Today this review paper from @BrunhildeWirth in Trends in Neuroscience on SMA. I like how the abstract states that young researchers should not give up when things are difficult. In science they usually are, but uncovering them can lead to great discoveries and even therapy
Why was/is research for SMA so difficult? First the gene involved was hard to find due to copy number variation of a pseudogene in the locus (SMN2), the unknown function of SMN1/2 & the presence of NAIP in the locus, a gene encoding a protein that prevents motor neuron apoptosis.

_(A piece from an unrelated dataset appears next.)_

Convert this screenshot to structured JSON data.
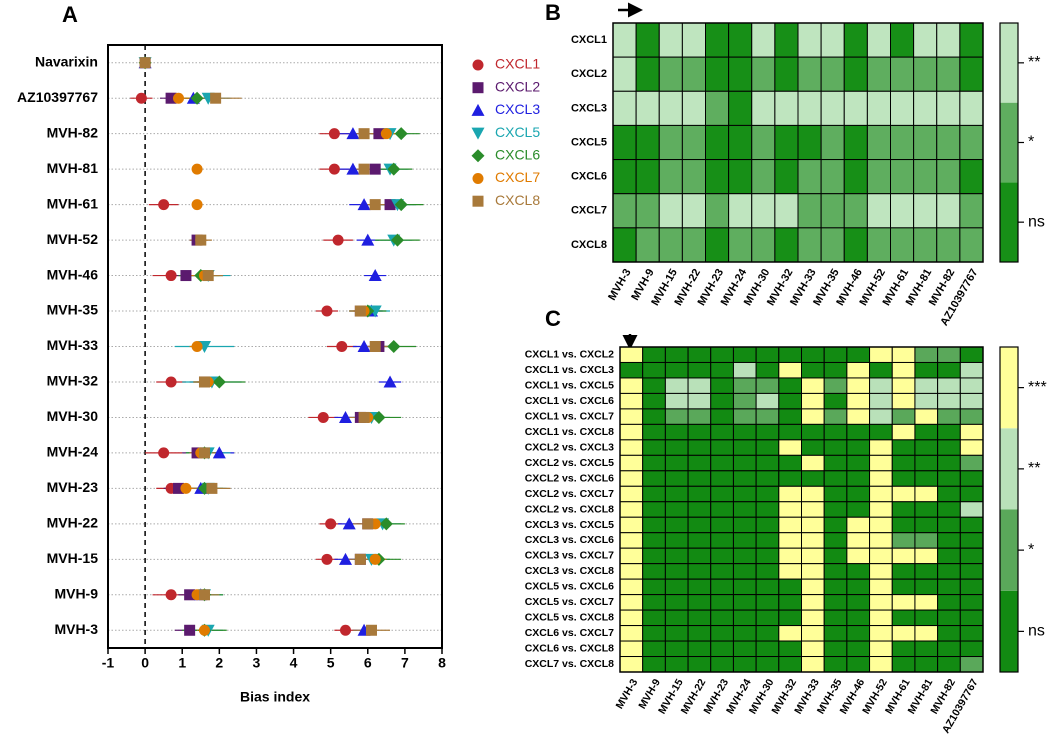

Then variable phenotypes were seen from very severe to milder, see also this very nice Figure. Severity inversely correlates with the number of SMN2 copies, but not perfectly. There are also genetic modifiers such as plastin 3, that can be protective.
While SMN 1 and 2 differ only in 5 positions and all coding variations are silent, SMN2 produces only low amounts of protein because exon 7 is poorly recognized by the splicing machinery. Thus lacking SMN1 genes reduced amounts of SMN protein are produced.
SMN has multiple functions during embryogenesis and postnatally. Especially motor neurons are sensitive to drops in proteins. However also other organs are affected below a certain level in mice.
Three therapies are available for SMA patients now: Zolgensma: a gene therapy that restores SMN protein. This needs to be delivered with AAV gene therapy IV in young babies before the blood-brain barrier becomes impenetrable for AAV.
Risdiplam is a daily taken oral drug that improves recognition of exon 7 of SMN2 resulting in more SMN production. Nusinersen is an antisense oligonucleotide that does the same but this needs intrathecal delivery 5 times in year 1 and 3 times/year after.
All drugs have more effect when given early so newborn screening is crucial in countries that can afford the drugs. Unfortunately setting up NBS takes time. This is a lesson for other rare diseases: governments should prepare rather than starting when the therapy is there.